Discussion and Concluding Remarks

Forensic psychiatry must accept the challenges provided by two worlds that have to reciprocally enhance for an ambitious enjeu, namely the search for stability, order and justice. Discursive practices primarily try to give order to distant requests and domains as well as to settle disputes and problems. In the discursive “genre” examined here - the scientific paper - texts have a well-structured form that makes it reliable to the reader.
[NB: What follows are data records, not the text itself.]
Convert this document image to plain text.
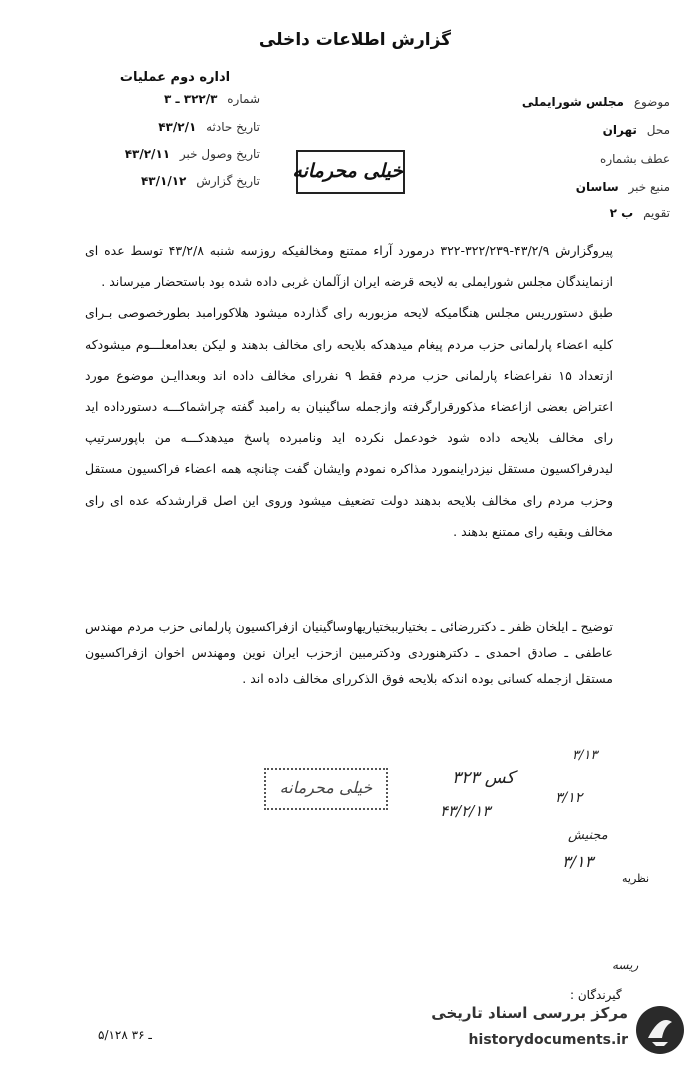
گزارش اطلاعات داخلی
اداره دوم عملیات
شماره ۳۲۲/۳ ـ ۳
تاریخ حادثه ۴۳/۲/۱
تاریخ وصول خبر ۴۳/۲/۱۱
تاریخ گزارش ۴۳/۱/۱۲
موضوع مجلس شورایملی
محل تهران
عطف بشماره
منبع خبر ساسان
تقویم ب ۲
خیلی محرمانه

پیروگزارش ۴۳/۲/۹-۳۲۲/۲۳۹-۳۲۲ درمورد آراء ممتنع ومخالفیکه روزسه شنبه ۴۳/۲/۸ توسط عده ای ازنمایندگان مجلس شورایملی به لایحه قرضه ایران ازآلمان غربی داده شده بود باستحضار میرساند .

طبق دستورریس مجلس هنگامیکه لایحه مزبوربه رای گذارده میشود هلاکورامبد بطورخصوصی بـرای کلیه اعضاء پارلمانی حزب مردم پیغام میدهدکه بلایحه رای مخالف بدهند و لیکن بعدامعلـــوم میشودکه ازتعداد ۱۵ نفراعضاء پارلمانی حزب مردم فقط ۹ نفررای مخالف داده اند وبعداایـن موضوع مورد اعتراض بعضی ازاعضاء مذکورقرارگرفته وازجمله ساگینیان به رامبد گفته چراشماکـــه دستورداده اید رای مخالف بلایحه داده شود خودعمل نکرده اید ونامبرده پاسخ میدهدکـــه من باپورسرتیپ لیدرفراکسیون مستقل نیزدراینمورد مذاکره نمودم وایشان گفت چنانچه همه اعضاء فراکسیون مستقل وحزب مردم رای مخالف بلایحه بدهند دولت تضعیف میشود وروی این اصل قرارشدکه عده ای رای مخالف وبقیه رای ممتنع بدهند .

توضیح ـ ایلخان ظفر ـ دکتررضائی ـ بختیارببختیاریهاوساگینیان ازفراکسیون پارلمانی حزب مردم مهندس عاطفی ـ صادق احمدی ـ دکترهنوردی ودکترمبین ازحزب ایران نوین ومهندس اخوان ازفراکسیون مستقل ازجمله کسانی بوده اندکه بلایحه فوق الذکررای مخالف داده اند .

۳/۱۳
۳/۱۲
خیلی محرمانه	کس ۳۲۳
۴۳/۲/۱۳
مجنیش
۳/۱۳
نظریه
ریسه
گیرندگان :
۵/۱۲۸ ـ ۳۶
مرکز بررسی اسناد تاریخی
historydocuments.ir
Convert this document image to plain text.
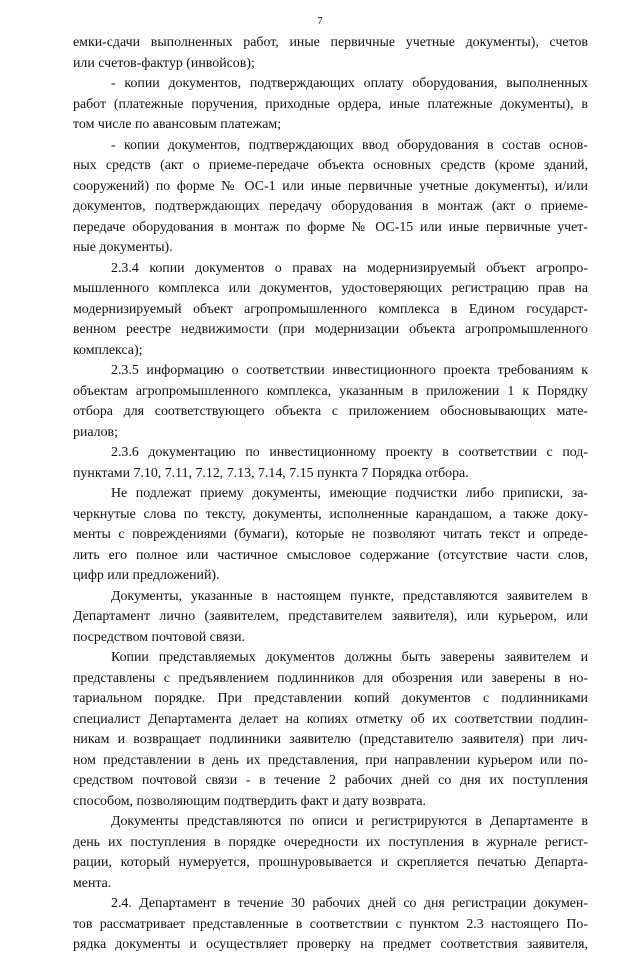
7
емки-сдачи выполненных работ, иные первичные учетные документы), счетов
или счетов-фактур (инвойсов);
- копии документов, подтверждающих оплату оборудования, выполненных
работ (платежные поручения, приходные ордера, иные платежные документы), в
том числе по авансовым платежам;
- копии документов, подтверждающих ввод оборудования в состав основ-
ных средств (акт о приеме-передаче объекта основных средств (кроме зданий,
сооружений) по форме № ОС-1 или иные первичные учетные документы), и/или
документов, подтверждающих передачу оборудования в монтаж (акт о приеме-
передаче оборудования в монтаж по форме № ОС-15 или иные первичные учет-
ные документы).
2.3.4 копии документов о правах на модернизируемый объект агропро-
мышленного комплекса или документов, удостоверяющих регистрацию прав на
модернизируемый объект агропромышленного комплекса в Едином государст-
венном реестре недвижимости (при модернизации объекта агропромышленного
комплекса);
2.3.5 информацию о соответствии инвестиционного проекта требованиям к
объектам агропромышленного комплекса, указанным в приложении 1 к Порядку
отбора для соответствующего объекта с приложением обосновывающих мате-
риалов;
2.3.6 документацию по инвестиционному проекту в соответствии с под-
пунктами 7.10, 7.11, 7.12, 7.13, 7.14, 7.15 пункта 7 Порядка отбора.
Не подлежат приему документы, имеющие подчистки либо приписки, за-
черкнутые слова по тексту, документы, исполненные карандашом, а также доку-
менты с повреждениями (бумаги), которые не позволяют читать текст и опреде-
лить его полное или частичное смысловое содержание (отсутствие части слов,
цифр или предложений).
Документы, указанные в настоящем пункте, представляются заявителем в
Департамент лично (заявителем, представителем заявителя), или курьером, или
посредством почтовой связи.
Копии представляемых документов должны быть заверены заявителем и
представлены с предъявлением подлинников для обозрения или заверены в но-
тариальном порядке. При представлении копий документов с подлинниками
специалист Департамента делает на копиях отметку об их соответствии подлин-
никам и возвращает подлинники заявителю (представителю заявителя) при лич-
ном представлении в день их представления, при направлении курьером или по-
средством почтовой связи - в течение 2 рабочих дней со дня их поступления
способом, позволяющим подтвердить факт и дату возврата.
Документы представляются по описи и регистрируются в Департаменте в
день их поступления в порядке очередности их поступления в журнале регист-
рации, который нумеруется, прошнуровывается и скрепляется печатью Департа-
мента.
2.4. Департамент в течение 30 рабочих дней со дня регистрации докумен-
тов рассматривает представленные в соответствии с пунктом 2.3 настоящего По-
рядка документы и осуществляет проверку на предмет соответствия заявителя,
Dealing with the connections between psycho-pathological epidemiology and criminal behaviors, the enunciators proceed through an “assertive” and rigorous mode, in the attempt to produce effective contributions to the theoretical and empirical debate. Overall, the strategies adopted support the social-epistemic rhetoric of “reassurance” because the articles provide cognitive guarantees to the scientific community, firstly by connecting the accuracy of the proposed work to the solidity of the reported literature.

However, the research on social dangerousness of the mentally ill persons fails the cognitive “closure” that would come from the application of its results to the services, the institutional contexts and the pertinent laws. The so complex issues at stake suggest the enunciators to give voice/words to the social-epistemic rhetoric of the “limit”. It operates in many ways, ranging from the role of the quotations in the introductions to the many declared shortcomings at the end of the paper. The authors confer a limited significance to their own results, with few certainties and much food for thought, deferring the possibility of contributing to decisive choices or actions to another (future) text; therefore, they avoid assuming definitive responsibilities and propose marginal applications for their results. In addition, expressions showing modesty, honesty and prudence are often recurrent. Such caution is suggested by the desire to obtain approval within the scientific community and to reduce the probability of criticism or refusal while encouraging a space of discussion between experts. This also means to emphasize the limits of scientific knowledge and to clearly inform the judicial system, redefining its expectations and interventions.

Our research tried to investigate the (un)certainties of law and psychiatry. The two social-epistemic rhetoric indicated in this paper corroborate the awareness that, in assessing the social dangerousness of the mentally ill person, the eventual “judicial” measures - claimed through the communicative register of law and justice - had to connect with the communicative language and register of the “social- sanitary” sciences in order to ascertain the mental functioning of the perpetrator and of the victim of crime, and to relate it to the context. For this reason, the forensic- psychiatric and psychological evaluation resulted also as a narration, an activity that focuses on the semantics, on the processes of symbolization and on the attribution used by the actors. It is time for the clinical world of psychology and psychiatry to better integrate with the forensic one: even if the hope of such an integration is accompanied by uncertainty, the probability of its success exceeds the one of tossing a coin.